Une inflation plus chaude a dépassé le tableau de 2025

Les gains de revenus enregistrés par le Census se heurtent désormais à une économie très différente. L’inflation est restée à 3 % ou en dessous tout au long de 2025, mais les prix à la consommation ont augmenté de 3,4 % sur les 12 mois jusqu’en août 2026, réduisant le pouvoir d’achat derrière le record de revenus médians de l’an dernier. L’énergie a été le principal facteur : le Brent est repassé au-dessus de 100 $ le baril, le diesel a atteint un record à 6 $ le gallon, et le taux hypothécaire fixe à 30 ans a dépassé 7 % la semaine dernière. Les données sur l’emploi racontent une histoire partagée. Les gains horaires moyens réels ont reculé de 0,3 % sur cette période, d’après les chiffres du BLS, même si des heures de travail plus longues ont fait grimper les gains hebdomadaires réels de 0,3 %. Le marché de l’emploi, lui, s’est amélioré : les employeurs ont ajouté 162 000 emplois en août, bien au-delà de la hausse mensuelle moyenne de 31 000 sur l’année précédente, tandis que le chômage est resté à 4,1 %. Les bilans des ménages continuent aussi de se tendre : la dette a atteint 18,8 billions de dollars au deuxième trimestre, et les données de la Fed de New York situent environ 4,7 % des soldes impayés à un certain stade d’impayé, une contrainte qui, historiquement, pousse les consommateurs en difficulté vers des paris plus risqués, du trading sur marge à la recherche de rendement dans les produits d’ETF spot sur le bitcoin. Tout cela converge vers la décision de la Fed de mercredi, où le président Kevin Warsh a signalé ses inquiétudes au sujet de l’inflation. La prochaine lecture du revenu des ménages n’arrivera pas avant septembre 2027, donc d’ici là, la trajectoire de taux de la Fed et les publications mensuelles sur l’inflation pèseront davantage pour la crypto que n’importe quelle publication du Census.

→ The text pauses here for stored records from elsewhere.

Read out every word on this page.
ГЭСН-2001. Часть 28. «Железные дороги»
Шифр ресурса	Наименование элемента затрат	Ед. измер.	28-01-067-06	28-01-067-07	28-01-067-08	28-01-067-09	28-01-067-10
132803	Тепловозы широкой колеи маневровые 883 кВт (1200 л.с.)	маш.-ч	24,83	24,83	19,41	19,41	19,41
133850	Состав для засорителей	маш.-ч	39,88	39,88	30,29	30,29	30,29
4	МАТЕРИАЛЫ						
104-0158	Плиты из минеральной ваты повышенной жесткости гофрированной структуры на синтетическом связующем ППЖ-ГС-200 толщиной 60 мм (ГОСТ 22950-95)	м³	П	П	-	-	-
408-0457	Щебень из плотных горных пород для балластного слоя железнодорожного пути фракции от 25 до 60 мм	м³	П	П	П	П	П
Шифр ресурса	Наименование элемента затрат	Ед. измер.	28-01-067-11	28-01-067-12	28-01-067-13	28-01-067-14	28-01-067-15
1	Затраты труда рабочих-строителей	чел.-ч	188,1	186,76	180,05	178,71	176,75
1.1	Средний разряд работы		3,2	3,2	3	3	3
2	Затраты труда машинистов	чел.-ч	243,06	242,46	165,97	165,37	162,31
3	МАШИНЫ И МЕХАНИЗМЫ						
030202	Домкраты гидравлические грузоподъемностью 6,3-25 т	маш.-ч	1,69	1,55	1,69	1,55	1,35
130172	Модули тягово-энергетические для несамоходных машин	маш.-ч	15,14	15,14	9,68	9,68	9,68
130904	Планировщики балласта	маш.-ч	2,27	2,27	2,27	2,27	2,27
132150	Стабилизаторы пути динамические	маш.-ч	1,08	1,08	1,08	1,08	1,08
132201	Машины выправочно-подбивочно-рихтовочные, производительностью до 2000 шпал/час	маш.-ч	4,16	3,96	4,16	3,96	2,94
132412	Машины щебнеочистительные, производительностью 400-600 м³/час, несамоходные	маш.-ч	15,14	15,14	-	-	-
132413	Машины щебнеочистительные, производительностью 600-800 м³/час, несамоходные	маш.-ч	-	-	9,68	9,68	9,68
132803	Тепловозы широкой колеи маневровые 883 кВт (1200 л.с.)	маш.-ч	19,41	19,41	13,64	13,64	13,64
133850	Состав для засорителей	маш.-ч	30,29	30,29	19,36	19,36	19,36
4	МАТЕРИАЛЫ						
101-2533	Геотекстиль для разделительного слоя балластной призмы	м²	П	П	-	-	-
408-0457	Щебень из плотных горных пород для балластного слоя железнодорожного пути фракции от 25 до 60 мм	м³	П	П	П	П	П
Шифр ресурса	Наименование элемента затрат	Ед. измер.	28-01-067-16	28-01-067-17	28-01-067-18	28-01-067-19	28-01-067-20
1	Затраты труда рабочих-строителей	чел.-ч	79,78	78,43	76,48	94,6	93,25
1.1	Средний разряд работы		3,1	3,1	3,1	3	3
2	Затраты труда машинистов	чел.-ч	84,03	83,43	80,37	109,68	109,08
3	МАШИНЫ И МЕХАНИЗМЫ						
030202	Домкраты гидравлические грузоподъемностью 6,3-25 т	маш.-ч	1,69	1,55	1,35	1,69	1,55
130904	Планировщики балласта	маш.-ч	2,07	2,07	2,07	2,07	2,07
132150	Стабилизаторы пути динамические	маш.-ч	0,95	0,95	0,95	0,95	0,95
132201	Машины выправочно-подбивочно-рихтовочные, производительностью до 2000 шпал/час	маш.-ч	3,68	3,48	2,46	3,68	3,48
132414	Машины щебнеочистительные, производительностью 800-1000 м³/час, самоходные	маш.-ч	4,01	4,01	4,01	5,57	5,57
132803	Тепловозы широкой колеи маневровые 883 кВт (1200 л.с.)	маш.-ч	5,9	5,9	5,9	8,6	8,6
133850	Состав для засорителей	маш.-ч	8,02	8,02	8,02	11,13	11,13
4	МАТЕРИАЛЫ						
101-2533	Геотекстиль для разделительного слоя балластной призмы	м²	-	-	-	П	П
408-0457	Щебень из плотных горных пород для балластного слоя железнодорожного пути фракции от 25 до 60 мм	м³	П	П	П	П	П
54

Le bitcoin attend la Fed de mercredi

Les données agrégées de marché de COINOTAG montrent un marché qui retient son souffle : l’indice Fear & Greed se situe à 51/100, franchement neutre, tandis que le bitcoin représente 68,4 % de notre capitalisation boursière suivie, d’environ 2,23 billions de dollars. Avec le BTC au comptant près de 76 000 $, la décision de la Fed de mercredi — et non la publication du Census — fixe la prochaine direction du bitcoin (BTC).